Para empezar, aquella primera violencia desmoronó la autoridad, desmontó el estado.  ¿Cómo? En julio de 1789 fue asesinado el intendente de París. Muchos como él temieron correr la misma suerte y dimitieron, o abandonaron sus cargos; también lo hicieron recaudadores de impuestos, jueces, inspectores de policía y responsables del abastecimiento de cereales, lo que abrió un vertiginoso vacío de poder que urgía llenar. El hundimiento del estado borbónico “municipalizó” la revolución: muchos ayuntamientos actuaron como mini-repúblicas y –ansiosos por hacerse valer- subieron impuestos, arrestaron sospechosos, emitieron proclamas en nombre de la soberanía popular y –para frenar el caos- crearon fuerzas paramilitares. Cuando las elecciones municipales de febrero de 1790 establecieron en su lugar nuevos municipios, los recién llegados se consagraron con entusiasmo a ejecutar los decretos de la Asamblea. No era fácil: versaban sobre una infinita variedad de asuntos (tributos, elecciones, embargos eclesiales, límites de municipio, organizar la nacional…) que exigían invertir mucho tiempo y energía, y aplicarlos sumaba animadversiones vecinales a la tormenta de exageraciones, rumores y ataques violentos entre rivales reproducidos a diario en un sinfín de nuevas publicaciones partidistas, en las efervescentes discusiones en las casas de café y los clubes de las nuevas sociedades patrióticas. Todo ese coro infinito de voces acabó constituyendo un puñado de poderes paralelos que –aunque aportaban energía y apoyo al proceso revolucionario- también le traían desunión y polémica.

El ejemplo más claro de esa ruptura social fue el cisma religioso. La Asamblea Nacional Constituyente hirió la sensibilidad de muchos católicos: se negó a declarar el catolicismo como religión de estado, equiparó como ciudadanos a protestantes y judíos, expropió las tierras de la iglesia para subastarlas, eligió un pastor protestante como presidente y ordenó a todos los religiosos jurar la Constitución. Cuando la mayoría recusó la orden alegando que el estado debía respetar su independencia en materia espiritual y su lealtad al Papa, los diputados –poco sensibles a sutiles argumentaciones teológicas- entendieron la negativa como una traición política: el clero refractario fue visto como el motor del malestar social. La sociedad se quebró en dos, y todo ese barullo de discusiones de todo tipo tenía hirviendo en la olla de 1791 un caldo de cultivo –sazonado con todo tipo de rumores y el temor a una reacción nobiliaria que iba creciendo a medida que aumentaba el número y la calidad de los nobles emigrados-  sobre el que cayó como una maldición el intento de huida de la familia real.  

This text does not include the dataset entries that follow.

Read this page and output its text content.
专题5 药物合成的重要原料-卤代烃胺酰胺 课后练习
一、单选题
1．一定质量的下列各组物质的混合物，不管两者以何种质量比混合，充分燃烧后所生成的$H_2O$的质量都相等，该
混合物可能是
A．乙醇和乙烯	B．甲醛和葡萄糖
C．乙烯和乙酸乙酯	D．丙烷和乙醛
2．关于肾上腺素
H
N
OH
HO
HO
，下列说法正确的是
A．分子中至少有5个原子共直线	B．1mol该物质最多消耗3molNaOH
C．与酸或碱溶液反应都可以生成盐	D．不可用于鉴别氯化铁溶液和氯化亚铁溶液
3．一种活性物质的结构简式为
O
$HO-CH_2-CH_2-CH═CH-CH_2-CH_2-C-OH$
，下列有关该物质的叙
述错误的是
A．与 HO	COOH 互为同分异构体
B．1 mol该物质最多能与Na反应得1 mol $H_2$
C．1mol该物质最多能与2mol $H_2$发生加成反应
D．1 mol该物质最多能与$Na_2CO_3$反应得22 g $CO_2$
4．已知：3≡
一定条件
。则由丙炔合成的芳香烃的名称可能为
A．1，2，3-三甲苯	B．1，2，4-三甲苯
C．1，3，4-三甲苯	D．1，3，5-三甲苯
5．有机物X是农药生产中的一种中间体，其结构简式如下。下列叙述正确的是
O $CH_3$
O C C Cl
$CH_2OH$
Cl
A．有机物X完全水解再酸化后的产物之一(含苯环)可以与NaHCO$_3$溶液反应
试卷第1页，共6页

Diarios y correspondencias privadas muestran una cesura: tras la detención de la familia real en Varennes, a pocos kilómetros de los territorios del Emperador, hablan del rey en términos extraordinariamente duros. Le llaman traidor, mentiroso, perjuro en su promesa sagrada de respaldar la constitución. Su huida acentuó la espiral de habladurías: rumores extendiéndose cual reguero de pólvora de calle en calle mediante vendedores ambulantes, aguadores, panaderos y sirvientes domésticos que los simplificaban (para hacerlos inteligibles), o exageraban (para justificar su miedo). La omnipresencia del miedo y el rumor, afianzados en la emergente cultura de las denuncias, generó un círculo vicioso de sospechas y desconfianzas entre todos. La huida del rey había dado carta de naturaleza a todos esos miedos: hacía evidente la conexión entre los nostálgicos del absolutismo y las viejas monarquías europeas, y demostraba que ni unos ni otros estaban cruzados de brazos.